I'm the mother, 54. She's the daughter, 22.
Shouldn't I be the one doing the weaning, and not the other way around?
We're in year five -- the final -- of college. She's doing her student teaching and after May is eligible to be launched as a choral music teacher who receives a salary and benefits -- if she can find such a thing in this economy.
My standing advice: Don't let yourself go, because all the audience can see of you when you're directing their children during a performance is your back side. You want them to remember the music, and not that they couldn't see their kid around your posterior.
My other standing advice: Don't do it yet. I'm pushing for devil-may-care strike-out-on-your-own and go to New York and take a shot at performing. Give it a year. Get a waitress job. Go to auditions. You can't do something like that once you have kids. Sheryl Crow was trained as a teacher, and look how she turned out.
"Mom, I need a job," she'll say flatly, being the responsible one here. Fortunately, one of her professors, independent of my influence, has taken up this cause. He may succeed where I haven't.
But I digress.
Why do I think I'm being weaned? Because after four-and-a-half years of her calling me pretty much every morning, just to check in, she's stopped. So then, self-righteous I -- who, me? -- call her because she has conditioned me to expect a call (translation: it's her fault) so if she doesn't, I know she must be injured or dead or worse.
And unless there is something she needs at the moment, she doesn't necessarily answer. Or call back right away, if at all. We have gone an entire day without talking. A whole day!
I call that extreme weaning.
Now, her older brother and I could go several days without contact when he was her age. But he never called every day to begin with. And being she's a female, I worry about her being more vulnerable.

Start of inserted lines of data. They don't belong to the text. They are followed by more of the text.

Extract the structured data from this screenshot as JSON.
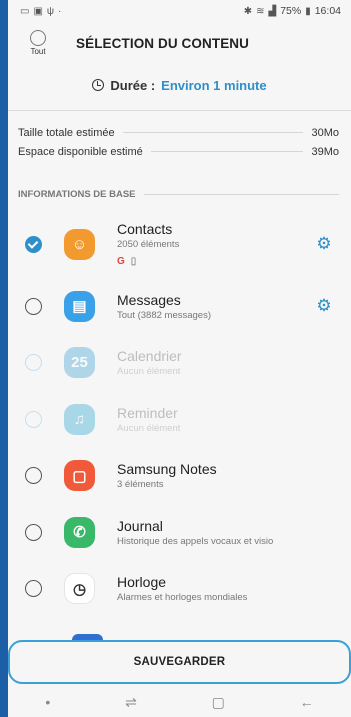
{
  "status_bar": {
    "left_icons": [
      "gallery-icon",
      "image-icon",
      "notification-icon"
    ],
    "right_text": "75%",
    "time": "16:04"
  },
  "header": {
    "select_all_label": "Tout",
    "title": "SÉLECTION DU CONTENU"
  },
  "duration": {
    "label": "Durée :",
    "value": "Environ 1 minute"
  },
  "sizes": [
    {
      "label": "Taille totale estimée",
      "value": "30Mo"
    },
    {
      "label": "Espace disponible estimé",
      "value": "39Mo"
    }
  ],
  "section": {
    "title": "INFORMATIONS DE BASE"
  },
  "items": [
    {
      "name": "Contacts",
      "sub": "2050 éléments",
      "checked": true,
      "enabled": true,
      "icon": "contact-icon",
      "color": "#f39a2e",
      "settings": true,
      "badges": [
        "G",
        "▯"
      ]
    },
    {
      "name": "Messages",
      "sub": "Tout (3882 messages)",
      "checked": false,
      "enabled": true,
      "icon": "messages-icon",
      "color": "#3aa0e8",
      "settings": true
    },
    {
      "name": "Calendrier",
      "sub": "Aucun élément",
      "checked": false,
      "enabled": false,
      "icon": "calendar-icon",
      "color": "#5ab0d8",
      "settings": false
    },
    {
      "name": "Reminder",
      "sub": "Aucun élément",
      "checked": false,
      "enabled": false,
      "icon": "reminder-icon",
      "color": "#4bb3d8",
      "settings": false
    },
    {
      "name": "Samsung Notes",
      "sub": "3 éléments",
      "checked": false,
      "enabled": true,
      "icon": "notes-icon",
      "color": "#f05a3a",
      "settings": false
    },
    {
      "name": "Journal",
      "sub": "Historique des appels vocaux et visio",
      "checked": false,
      "enabled": true,
      "icon": "phone-icon",
      "color": "#3ab86a",
      "settings": false
    },
    {
      "name": "Horloge",
      "sub": "Alarmes et horloges mondiales",
      "checked": false,
      "enabled": true,
      "icon": "clock-icon",
      "color": "#ffffff",
      "settings": false
    }
  ],
  "save_label": "SAUVEGARDER",
  "colors": {
    "accent": "#2f8fc9",
    "background": "#f6f6f6",
    "frame": "#1d5fa6"
  }
}
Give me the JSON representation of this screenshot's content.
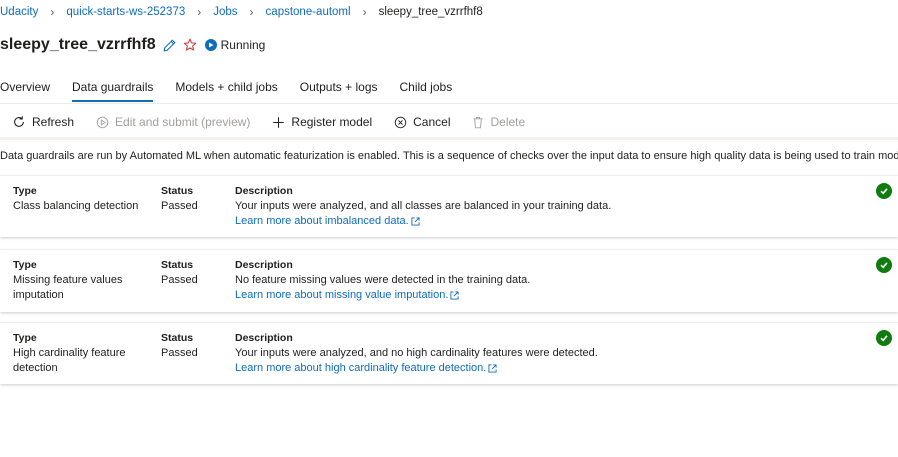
{
  "breadcrumb": {
    "items": [
      "Udacity",
      "quick-starts-ws-252373",
      "Jobs",
      "capstone-automl"
    ],
    "current": "sleepy_tree_vzrrfhf8"
  },
  "run": {
    "title": "sleepy_tree_vzrrfhf8",
    "status": "Running",
    "status_color": "#0f6cbd"
  },
  "tabs": [
    {
      "label": "Overview",
      "active": false
    },
    {
      "label": "Data guardrails",
      "active": true
    },
    {
      "label": "Models + child jobs",
      "active": false
    },
    {
      "label": "Outputs + logs",
      "active": false
    },
    {
      "label": "Child jobs",
      "active": false
    }
  ],
  "toolbar": {
    "refresh": "Refresh",
    "edit_submit": "Edit and submit (preview)",
    "register_model": "Register model",
    "cancel": "Cancel",
    "delete": "Delete"
  },
  "info": "Data guardrails are run by Automated ML when automatic featurization is enabled. This is a sequence of checks over the input data to ensure high quality data is being used to train model.",
  "headers": {
    "type": "Type",
    "status": "Status",
    "description": "Description"
  },
  "guardrails": [
    {
      "type": "Class balancing detection",
      "status": "Passed",
      "description": "Your inputs were analyzed, and all classes are balanced in your training data.",
      "link": "Learn more about imbalanced data."
    },
    {
      "type": "Missing feature values imputation",
      "status": "Passed",
      "description": "No feature missing values were detected in the training data.",
      "link": "Learn more about missing value imputation."
    },
    {
      "type": "High cardinality feature detection",
      "status": "Passed",
      "description": "Your inputs were analyzed, and no high cardinality features were detected.",
      "link": "Learn more about high cardinality feature detection."
    }
  ],
  "colors": {
    "accent": "#0f6cbd",
    "success": "#107c10",
    "favorite": "#d13438"
  }
}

She doesn't think I realize I'm being weaned, I bet. But I do. My feelings get hurt. Or I get huffy and decide to just stop calling her, period. If something happens to her, someone will contact me or I'll read about it in the paper, right? That lasts about 30 seconds.
No doubt this is just one more part of the parenting evolution. Then again, maybe underneath it all is a subconscious need on her part for revenge for the weaning I engineered back when getting her to part with her bottles and diapers took all the might I had.
In fact, I thought of a way to maybe bring this whole weaning thing to an end. I'll just give her back her blankie.